2.7 KiB
2.7 KiB
Dotprompt — Genkit Python
What it is
.prompt files combine YAML frontmatter (model config, schemas) with Handlebars templates. Keeps prompt logic out of Python code and makes variants easy.
File format
---
model: googleai/gemini-flash-latest
input:
schema:
food: string
ingredients?(array): string # ? = optional
output:
schema: Recipe # references a schema registered with ai.define_schema()
format: json
---
You are a chef. Generate a recipe for {{food}}.
{{#if ingredients}}
Include these ingredients:
{{list ingredients}}
{{/if}}
Place .prompt files in a prompts/ directory and point prompt_dir at it.
Python setup
from pathlib import Path
from pydantic import BaseModel
from genkit import Genkit
from genkit.plugins.google_genai import GoogleAI
ai = Genkit(
plugins=[GoogleAI()],
model='googleai/gemini-flash-latest',
prompt_dir=Path(__file__).resolve().parent.parent / 'prompts',
)
# Register Pydantic models referenced in .prompt output.schema
class Recipe(BaseModel):
title: str
steps: list[str]
ai.define_schema('Recipe', Recipe)
Calling a prompt
# Non-streaming — double-call syntax: ai.prompt('name')(input={...})

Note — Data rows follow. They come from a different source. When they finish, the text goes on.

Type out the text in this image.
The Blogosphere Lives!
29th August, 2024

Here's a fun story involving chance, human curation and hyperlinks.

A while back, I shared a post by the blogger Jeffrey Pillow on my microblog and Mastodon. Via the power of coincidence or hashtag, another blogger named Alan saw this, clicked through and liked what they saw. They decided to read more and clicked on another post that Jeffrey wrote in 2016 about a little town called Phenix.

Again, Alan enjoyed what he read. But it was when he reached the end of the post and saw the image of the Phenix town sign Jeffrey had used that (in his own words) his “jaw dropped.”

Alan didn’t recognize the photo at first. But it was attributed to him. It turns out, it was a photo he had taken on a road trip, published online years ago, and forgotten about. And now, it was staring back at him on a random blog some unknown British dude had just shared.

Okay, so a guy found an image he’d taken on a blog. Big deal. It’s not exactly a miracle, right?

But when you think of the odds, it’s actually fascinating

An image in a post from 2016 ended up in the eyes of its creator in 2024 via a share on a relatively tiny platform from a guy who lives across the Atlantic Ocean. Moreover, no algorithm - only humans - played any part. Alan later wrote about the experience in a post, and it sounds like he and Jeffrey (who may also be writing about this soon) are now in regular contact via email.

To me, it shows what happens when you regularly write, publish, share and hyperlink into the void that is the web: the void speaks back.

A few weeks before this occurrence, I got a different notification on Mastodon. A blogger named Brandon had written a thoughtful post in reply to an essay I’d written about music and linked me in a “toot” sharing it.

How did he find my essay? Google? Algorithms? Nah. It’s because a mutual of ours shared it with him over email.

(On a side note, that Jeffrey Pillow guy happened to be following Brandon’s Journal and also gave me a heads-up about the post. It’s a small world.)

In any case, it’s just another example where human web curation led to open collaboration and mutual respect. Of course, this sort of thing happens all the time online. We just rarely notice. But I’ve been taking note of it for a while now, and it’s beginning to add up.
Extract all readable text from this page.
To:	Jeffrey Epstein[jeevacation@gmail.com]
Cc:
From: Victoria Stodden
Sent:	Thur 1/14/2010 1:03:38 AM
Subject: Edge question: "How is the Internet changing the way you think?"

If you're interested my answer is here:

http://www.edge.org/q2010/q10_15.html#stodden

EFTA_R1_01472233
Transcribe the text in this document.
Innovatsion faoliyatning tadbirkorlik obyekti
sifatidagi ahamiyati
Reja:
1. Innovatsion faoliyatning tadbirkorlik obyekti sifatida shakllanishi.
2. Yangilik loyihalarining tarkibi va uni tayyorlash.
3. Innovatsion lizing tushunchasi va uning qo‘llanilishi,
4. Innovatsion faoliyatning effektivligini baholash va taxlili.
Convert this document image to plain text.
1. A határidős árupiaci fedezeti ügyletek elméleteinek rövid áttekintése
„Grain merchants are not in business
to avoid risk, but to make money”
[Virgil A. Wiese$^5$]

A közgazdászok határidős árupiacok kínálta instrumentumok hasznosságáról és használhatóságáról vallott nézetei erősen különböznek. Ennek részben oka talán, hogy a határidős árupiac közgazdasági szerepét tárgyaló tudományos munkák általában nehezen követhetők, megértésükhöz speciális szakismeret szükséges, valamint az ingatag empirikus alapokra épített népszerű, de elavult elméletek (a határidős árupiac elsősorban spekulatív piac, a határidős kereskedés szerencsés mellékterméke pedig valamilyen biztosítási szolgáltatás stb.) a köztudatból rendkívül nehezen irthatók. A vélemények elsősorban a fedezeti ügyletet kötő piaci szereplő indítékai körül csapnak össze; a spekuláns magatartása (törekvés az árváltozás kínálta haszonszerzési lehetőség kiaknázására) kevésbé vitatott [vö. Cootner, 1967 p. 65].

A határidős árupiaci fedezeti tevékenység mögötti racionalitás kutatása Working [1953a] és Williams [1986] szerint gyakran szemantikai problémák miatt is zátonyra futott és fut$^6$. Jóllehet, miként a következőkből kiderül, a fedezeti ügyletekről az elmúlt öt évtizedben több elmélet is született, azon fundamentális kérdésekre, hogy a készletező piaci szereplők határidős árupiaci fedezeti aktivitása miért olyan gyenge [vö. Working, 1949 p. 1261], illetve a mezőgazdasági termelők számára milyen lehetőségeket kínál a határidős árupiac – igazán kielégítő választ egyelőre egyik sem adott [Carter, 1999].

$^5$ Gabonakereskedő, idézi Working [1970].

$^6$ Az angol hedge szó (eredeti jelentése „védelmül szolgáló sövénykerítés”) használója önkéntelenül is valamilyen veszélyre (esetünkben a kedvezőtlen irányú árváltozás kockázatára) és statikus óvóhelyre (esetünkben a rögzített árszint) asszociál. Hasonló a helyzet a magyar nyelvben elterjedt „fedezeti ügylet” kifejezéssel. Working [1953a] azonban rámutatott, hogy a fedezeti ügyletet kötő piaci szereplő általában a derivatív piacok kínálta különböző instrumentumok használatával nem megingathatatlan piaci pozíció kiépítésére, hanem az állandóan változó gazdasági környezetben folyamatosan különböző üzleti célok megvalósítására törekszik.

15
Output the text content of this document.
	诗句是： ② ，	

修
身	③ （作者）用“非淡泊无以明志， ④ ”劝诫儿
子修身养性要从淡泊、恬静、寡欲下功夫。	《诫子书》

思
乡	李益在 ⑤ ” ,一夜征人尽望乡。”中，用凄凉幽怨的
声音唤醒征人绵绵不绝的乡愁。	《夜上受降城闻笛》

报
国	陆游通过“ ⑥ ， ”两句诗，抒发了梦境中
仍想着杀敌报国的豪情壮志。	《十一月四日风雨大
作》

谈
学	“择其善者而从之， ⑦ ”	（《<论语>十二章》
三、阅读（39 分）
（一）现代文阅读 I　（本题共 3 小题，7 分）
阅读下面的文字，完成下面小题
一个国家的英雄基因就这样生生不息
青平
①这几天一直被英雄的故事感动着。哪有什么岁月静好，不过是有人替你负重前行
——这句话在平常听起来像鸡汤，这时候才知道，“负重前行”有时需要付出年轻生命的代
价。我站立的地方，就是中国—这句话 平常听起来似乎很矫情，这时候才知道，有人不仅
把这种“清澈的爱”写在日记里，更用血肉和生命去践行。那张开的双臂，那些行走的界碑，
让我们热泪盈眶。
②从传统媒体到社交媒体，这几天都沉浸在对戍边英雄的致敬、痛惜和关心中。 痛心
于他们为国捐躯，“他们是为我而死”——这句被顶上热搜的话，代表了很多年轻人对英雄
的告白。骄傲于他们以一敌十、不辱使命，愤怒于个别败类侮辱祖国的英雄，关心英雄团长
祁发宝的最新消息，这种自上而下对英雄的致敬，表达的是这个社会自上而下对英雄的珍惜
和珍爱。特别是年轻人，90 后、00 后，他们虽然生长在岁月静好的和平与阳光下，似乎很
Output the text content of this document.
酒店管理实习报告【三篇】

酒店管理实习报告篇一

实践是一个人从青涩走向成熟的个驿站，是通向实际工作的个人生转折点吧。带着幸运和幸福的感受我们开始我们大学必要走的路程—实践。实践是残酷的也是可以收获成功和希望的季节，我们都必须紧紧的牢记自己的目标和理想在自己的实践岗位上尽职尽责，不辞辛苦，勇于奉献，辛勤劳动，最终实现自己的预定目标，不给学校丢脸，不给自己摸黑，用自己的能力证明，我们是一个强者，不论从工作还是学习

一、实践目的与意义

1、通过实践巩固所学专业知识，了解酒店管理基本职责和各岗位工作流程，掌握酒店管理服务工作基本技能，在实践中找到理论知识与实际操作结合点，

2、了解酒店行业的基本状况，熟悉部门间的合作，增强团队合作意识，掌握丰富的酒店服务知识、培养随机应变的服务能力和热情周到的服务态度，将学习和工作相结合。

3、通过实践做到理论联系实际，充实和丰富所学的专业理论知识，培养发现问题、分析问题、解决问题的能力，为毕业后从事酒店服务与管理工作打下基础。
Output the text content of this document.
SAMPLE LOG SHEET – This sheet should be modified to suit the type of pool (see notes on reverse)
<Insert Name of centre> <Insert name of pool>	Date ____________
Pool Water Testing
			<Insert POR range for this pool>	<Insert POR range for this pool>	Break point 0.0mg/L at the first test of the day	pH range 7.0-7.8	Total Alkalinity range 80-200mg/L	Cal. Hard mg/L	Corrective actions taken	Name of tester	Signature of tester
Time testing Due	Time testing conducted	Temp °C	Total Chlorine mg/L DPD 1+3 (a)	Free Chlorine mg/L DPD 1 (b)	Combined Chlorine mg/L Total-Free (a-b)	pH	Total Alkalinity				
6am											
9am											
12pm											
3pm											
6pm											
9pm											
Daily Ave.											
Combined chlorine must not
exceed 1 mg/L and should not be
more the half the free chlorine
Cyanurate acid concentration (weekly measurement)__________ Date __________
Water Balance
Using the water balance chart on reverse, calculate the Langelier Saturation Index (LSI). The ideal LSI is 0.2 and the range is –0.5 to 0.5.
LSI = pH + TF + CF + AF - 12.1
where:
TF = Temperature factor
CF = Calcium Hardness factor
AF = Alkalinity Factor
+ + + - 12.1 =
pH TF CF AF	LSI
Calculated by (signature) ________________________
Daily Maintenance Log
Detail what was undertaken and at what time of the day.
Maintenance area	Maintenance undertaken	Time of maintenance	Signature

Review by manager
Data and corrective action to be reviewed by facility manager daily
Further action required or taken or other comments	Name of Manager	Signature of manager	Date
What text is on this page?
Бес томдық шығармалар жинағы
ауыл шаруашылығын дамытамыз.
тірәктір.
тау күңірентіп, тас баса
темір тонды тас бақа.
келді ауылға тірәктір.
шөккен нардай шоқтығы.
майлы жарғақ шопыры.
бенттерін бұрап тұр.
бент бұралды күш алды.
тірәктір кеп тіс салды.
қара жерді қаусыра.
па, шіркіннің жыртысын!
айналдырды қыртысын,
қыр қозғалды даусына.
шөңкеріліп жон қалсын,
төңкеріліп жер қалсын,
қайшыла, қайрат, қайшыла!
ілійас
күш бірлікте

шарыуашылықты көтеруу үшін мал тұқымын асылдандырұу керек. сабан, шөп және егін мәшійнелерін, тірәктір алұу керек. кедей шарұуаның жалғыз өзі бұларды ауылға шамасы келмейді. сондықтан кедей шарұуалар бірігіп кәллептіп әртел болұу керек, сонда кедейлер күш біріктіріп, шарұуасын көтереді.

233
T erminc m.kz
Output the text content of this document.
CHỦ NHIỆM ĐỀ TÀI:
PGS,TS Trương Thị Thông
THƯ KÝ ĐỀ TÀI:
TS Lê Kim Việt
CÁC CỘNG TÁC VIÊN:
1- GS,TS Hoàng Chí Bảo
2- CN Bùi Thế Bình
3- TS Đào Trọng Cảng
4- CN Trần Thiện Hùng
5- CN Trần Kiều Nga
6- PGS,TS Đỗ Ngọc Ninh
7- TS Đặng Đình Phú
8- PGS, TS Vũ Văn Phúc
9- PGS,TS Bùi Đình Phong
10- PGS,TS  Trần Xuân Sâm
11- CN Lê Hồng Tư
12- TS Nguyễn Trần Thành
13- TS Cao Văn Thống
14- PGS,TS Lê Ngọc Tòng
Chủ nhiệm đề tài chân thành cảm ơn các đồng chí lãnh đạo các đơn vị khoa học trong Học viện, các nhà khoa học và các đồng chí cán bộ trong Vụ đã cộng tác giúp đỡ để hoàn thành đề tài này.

response = await ai.prompt('recipe')(input={'food': 'banana bread'})
result = Recipe.model_validate(response.output)
# Variant (recipe.robot.prompt file)
response = await ai.prompt('recipe', variant='robot')(input={'food': 'banana bread'})
Streaming from a prompt
from genkit import ActionRunContext
@ai.flow()
async def tell_story(subject: str, ctx: ActionRunContext) -> str:
result = ai.prompt('story').stream(input={'subject': subject})
full = ''
async for chunk in result.stream:
if chunk.text:
ctx.send_chunk(chunk.text)
full += chunk.text
return full
Note: .stream(input={...}) not ai.generate_stream(...) — different call shape for prompts.
Render without generating (for LLM-judge evals)
rendered = await ai.prompt('my_prompt').render(input={'key': 'value'})
response = await ai.generate(model='googleai/gemini-flash-latest', messages=rendered.messages)
Helpers
Register Python functions callable inside Handlebars templates:
def list_helper(data: object, *args, **kwargs) -> str:
if not isinstance(data, list):
return ''
return '\n'.join(f'- {item}' for item in data)
ai.define_helper('list', list_helper)
Then use {{list ingredients}} in your .prompt file.
Variants
Name the file <name>.<variant>.prompt — e.g. recipe.robot.prompt.
Call with ai.prompt('recipe', variant='robot').
Partials
Use {{>partial_name param=value}} in templates. Partial files are named _partial_name.prompt.